Daniel Rothbart e la memoria collettiva
Pedrini, Enrico, “Daniel Rothbart: Lab Gallery, New York e Galerie Depardieu, Nice”, Segno, Anno XXXII, No. 208, Maggio/Giugno 2006.
La memoria nell’opera di Daniel Rothbart non è ripiegamento e risorsa intimistica e autobiografica: per l’artista il lavoro sulla memoria del reale finisce per essere desiderio di affondare le mani in quello che la realtà deposita come sedimento di identità e di cultura. L’arte per Rothbart non si risolve in uno statuto e neppure in una forma, ma diviene operatività di una pratica artistica che si sostituisce alla rappresentazione e alla semplice appropriazione delle realtà e della natura. L’arte è la realtà e la realtà si presenta come una contraddizione condivisa (memoria collettiva). Per queste ragioni mi piace registrare l’opera di questo artista americano come appartenente ad un’area molto sviluppata anche in Europa, che ho definito nel 1993 ‘Utopia del Possibile’ e che oggi chiamo ‘possibilismo’.

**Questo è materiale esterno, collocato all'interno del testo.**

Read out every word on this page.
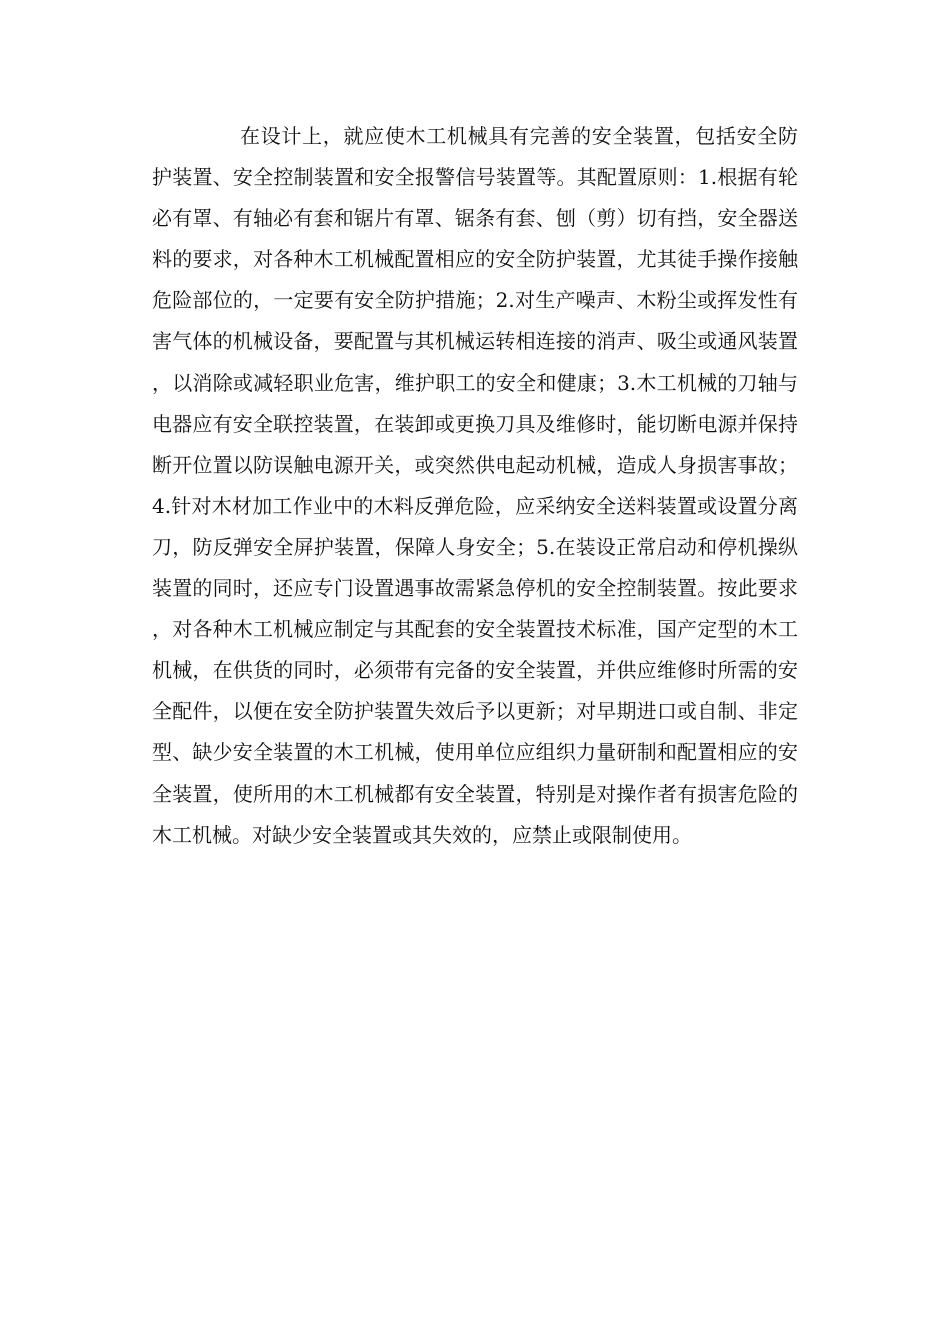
在设计上，就应使木工机械具有完善的安全装置，包括安全防护装置、安全控制装置和安全报警信号装置等。其配置原则：1.根据有轮必有罩、有轴必有套和锯片有罩、锯条有套、刨（剪）切有挡，安全器送料的要求，对各种木工机械配置相应的安全防护装置，尤其徒手操作接触危险部位的，一定要有安全防护措施；2.对生产噪声、木粉尘或挥发性有害气体的机械设备，要配置与其机械运转相连接的消声、吸尘或通风装置，以消除或减轻职业危害，维护职工的安全和健康；3.木工机械的刀轴与电器应有安全联控装置，在装卸或更换刀具及维修时，能切断电源并保持断开位置以防误触电源开关，或突然供电起动机械，造成人身损害事故；4.针对木材加工作业中的木料反弹危险，应采纳安全送料装置或设置分离刀，防反弹安全屏护装置，保障人身安全；5.在装设正常启动和停机操纵装置的同时，还应专门设置遇事故需紧急停机的安全控制装置。按此要求，对各种木工机械应制定与其配套的安全装置技术标准，国产定型的木工机械，在供货的同时，必须带有完备的安全装置，并供应维修时所需的安全配件，以便在安全防护装置失效后予以更新；对早期进口或自制、非定型、缺少安全装置的木工机械，使用单位应组织力量研制和配置相应的安全装置，使所用的木工机械都有安全装置，特别是对操作者有损害危险的木工机械。对缺少安全装置或其失效的，应禁止或限制使用。
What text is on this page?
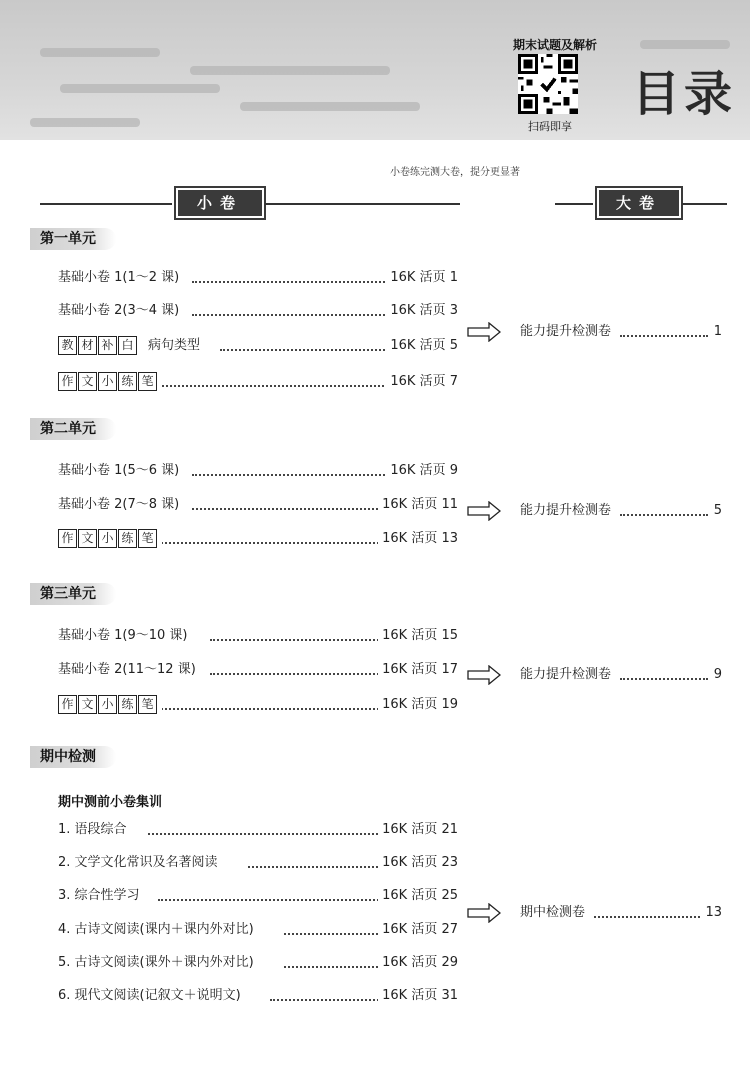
期末试题及解析
扫码即享
目录
小卷练完测大卷，提分更显著
小卷	大卷
第一单元
基础小卷 1(1～2 课)	16K 活页 1
基础小卷 2(3～4 课)	16K 活页 3
教 材 补 白 病句类型	16K 活页 5
作 文 小 练 笔	16K 活页 7
能力提升检测卷	1
第二单元
基础小卷 1(5～6 课)	16K 活页 9
基础小卷 2(7～8 课)	16K 活页 11
作 文 小 练 笔	16K 活页 13
能力提升检测卷	5
第三单元
基础小卷 1(9～10 课)	16K 活页 15
基础小卷 2(11～12 课)	16K 活页 17
作 文 小 练 笔	16K 活页 19
能力提升检测卷	9
期中检测
期中测前小卷集训
1. 语段综合	16K 活页 21
2. 文学文化常识及名著阅读	16K 活页 23
3. 综合性学习	16K 活页 25
4. 古诗文阅读(课内＋课内外对比)	16K 活页 27
5. 古诗文阅读(课外＋课内外对比)	16K 活页 29
6. 现代文阅读(记叙文＋说明文)	16K 活页 31
期中检测卷	13
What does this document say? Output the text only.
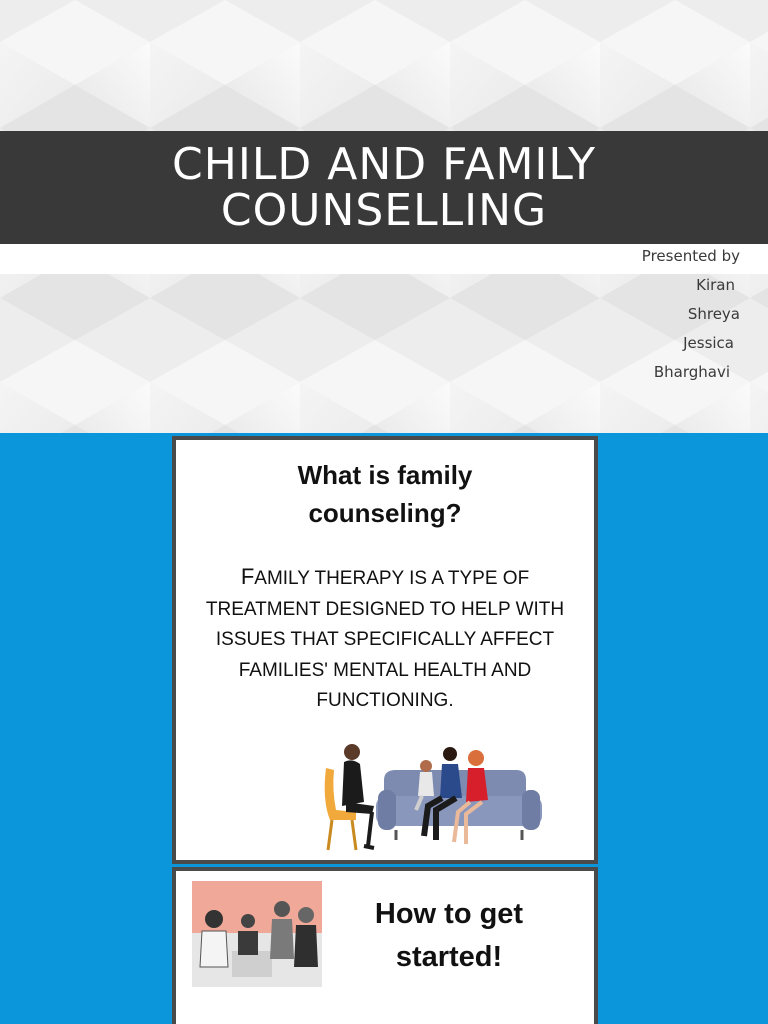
CHILD AND FAMILY COUNSELLING
Presented by
Kiran
Shreya
Jessica
Bharghavi
What is family
counseling?
FAMILY THERAPY IS A TYPE OF TREATMENT DESIGNED TO HELP WITH ISSUES THAT SPECIFICALLY AFFECT FAMILIES' MENTAL HEALTH AND FUNCTIONING.
How to get
started!
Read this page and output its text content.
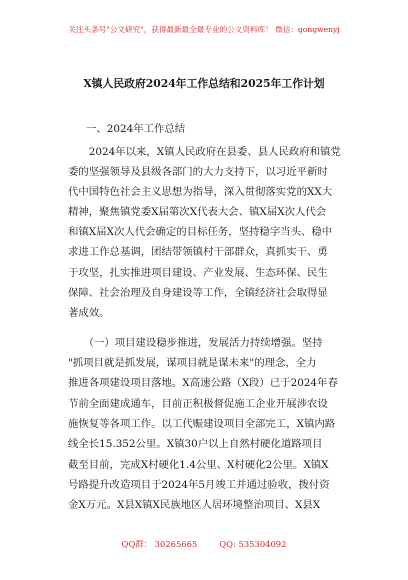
关注头条号"公文研究"，获得最新最全最专业的公文资料库！ 微信：gongwenyj
X镇人民政府2024年工作总结和2025年工作计划
一、2024年工作总结
　　2024年以来，X镇人民政府在县委、县人民政府和镇党
委的坚强领导及县级各部门的大力支持下，以习近平新时
代中国特色社会主义思想为指导，深入贯彻落实党的XX大
精神，聚焦镇党委X届第次X代表大会、镇X届X次人代会
和镇X届X次人代会确定的目标任务，坚持稳字当头、稳中
求进工作总基调，团结带领镇村干部群众，真抓实干、勇
于攻坚，扎实推进项目建设、产业发展、生态环保、民生
保障、社会治理及自身建设等工作，全镇经济社会取得显
著成效。
　　（一）项目建设稳步推进，发展活力持续增强。坚持
"抓项目就是抓发展，谋项目就是谋未来"的理念，全力
推进各项建设项目落地。X高速公路（X段）已于2024年春
节前全面建成通车，目前正积极督促施工企业开展涉农设
施恢复等各项工作。以工代赈建设项目全部完工，X镇内路
线全长15.352公里。X镇30户以上自然村硬化道路项目
截至目前，完成X村硬化1.4公里、X村硬化2公里。X镇X
号路提升改造项目于2024年5月竣工并通过验收，拨付资
金X万元。X县X镇X民族地区人居环境整治项目、X县X
QQ群： 30265665	QQ: 535304092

L’arte del possibilismo è un’arte in costante divenire e si presenta come occasione di far specchiare la realtà, ma anche le conoscenze del “tutto” (a volte la quotidianità e la normalità) nell’operazione progettata dall’artista. Gli operatori che rientrano in questa linea non traggono diretta ispirazione dal reale: essi ne manipolano le conoscenze, così come la percezione, dandogli sempre e costantemente un luogo, un contesto nuovo e rinnovato: la possibilità dell’arte. Caratteristica di questa tematica è quella di proporre una correzione, un’evoluzione possibile dei concetti di realtà e di natura come risorsa di effettività e di produzione per l’arte. Daniel si trova quindi all’interno di questa problematica che è quella di impegnarsi fino in fondo in una continua ed ossessiva volontà di arrivare a qualche esperienza non ancora esplorata. Il suo tentativo è quello ottenere un’attivazione delle possibilità della conoscenza stessa, per giungere ad una totale sostituzione della realtà con l’arte stessa. I suoi interessi non si fermano alla semplice indagine del linguaggio, ma spaziano nelle varie interazioni possibili che il sistema dell’arte può offrire al contesto culturale odierno.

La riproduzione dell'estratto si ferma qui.